Hedluv explained: Rhys Darby's wife Rosie took a flyer. We didn't realise he was with her as he was wearing a hoodie.
He came to see us four times in total.
Funnily enough the tiny room in the Gilded Balloon where we played in Edinburgh was where he started off ten years ago.
He took us for a curry and said he'd like us to play a comedy festival he was organising in New Zealand. But we've learned not to get too excited over the years.
However, Darby - who's one of New Zealand's biggest stars and is best known in this country for playing the manager of musical comedy act Flight Of The Conchords - was true to his word.
He flew the pair out to perform at the New Zealand International Comedy Festival.
The Cornish rappers ended up appearing on national television five times including a spot on the country's primetime current affairs show Seven Sharp.
Passman added: It did get quite surreal. By the end of the seven weeks we were out there we were wondering when we'd next appear on television.
We also had a week in Sydney and played in front of 1,600 people at the Enmore Theatre. We had our own chauffeur who drove us from there to another show across the city.
I was laughing thinking, 'here is a man whose job it is to drive me to a place where I'll dance around in my pants for five minutes'.
The duo, who have released a couple of albums - including such gems as Doin' It Dreckly - have decided to market themselves as a comedy act rather than the Redruth rappers they are known as in Cornwall.

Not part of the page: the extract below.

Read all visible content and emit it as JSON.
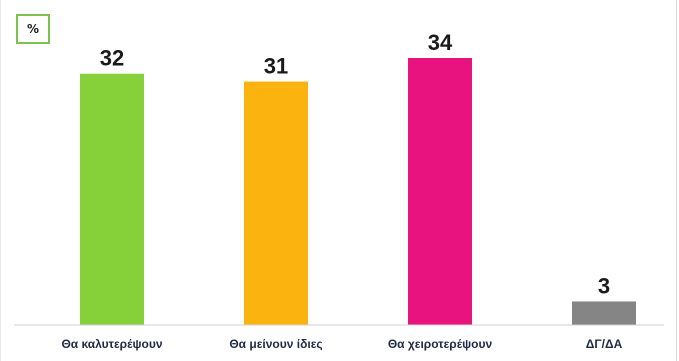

We really like the comedy scene - everybody's very friendly, said Hedluv. It's often difficult playing in pubs where most people haven't come to see you. We'd like to seek asylum in comedy.
The next step in their evolution takes place when they head to Edinburgh's Gilded Balloon again at the end of the month for a punishing 26-night run.
It's getting better - last year our shows started at 12.30am, this year we're on at 11.30pm and in a more suitable room, added Passman.
Last year it was just a collection of songs, but we've realised you have to talk and engage! Plus we've got some good quotes for our fliers now.
Before then they are playing their first ever ticketed event in Cornwall. The show, at Falmouth's Poly on Thursday, July 25, will help raise funds for their Edinburgh trip (not quite comedy stars yet - they will be travelling there for 18 hours on a National Express coach).
Support in Falmouth comes from perpetually depressed Penzance poet Callum Mitchell.
All ages welcome, Pounds 5/Pounds 4 concessions, 7.30pm start - see www.thepoly.org As their blurb says, last Edinburgh Fringe they dipped their toes in the comedy waters. This year they're rolling up their trousers and going for a paddle.
Don't miss them, either in Falmouth or Edinburgh.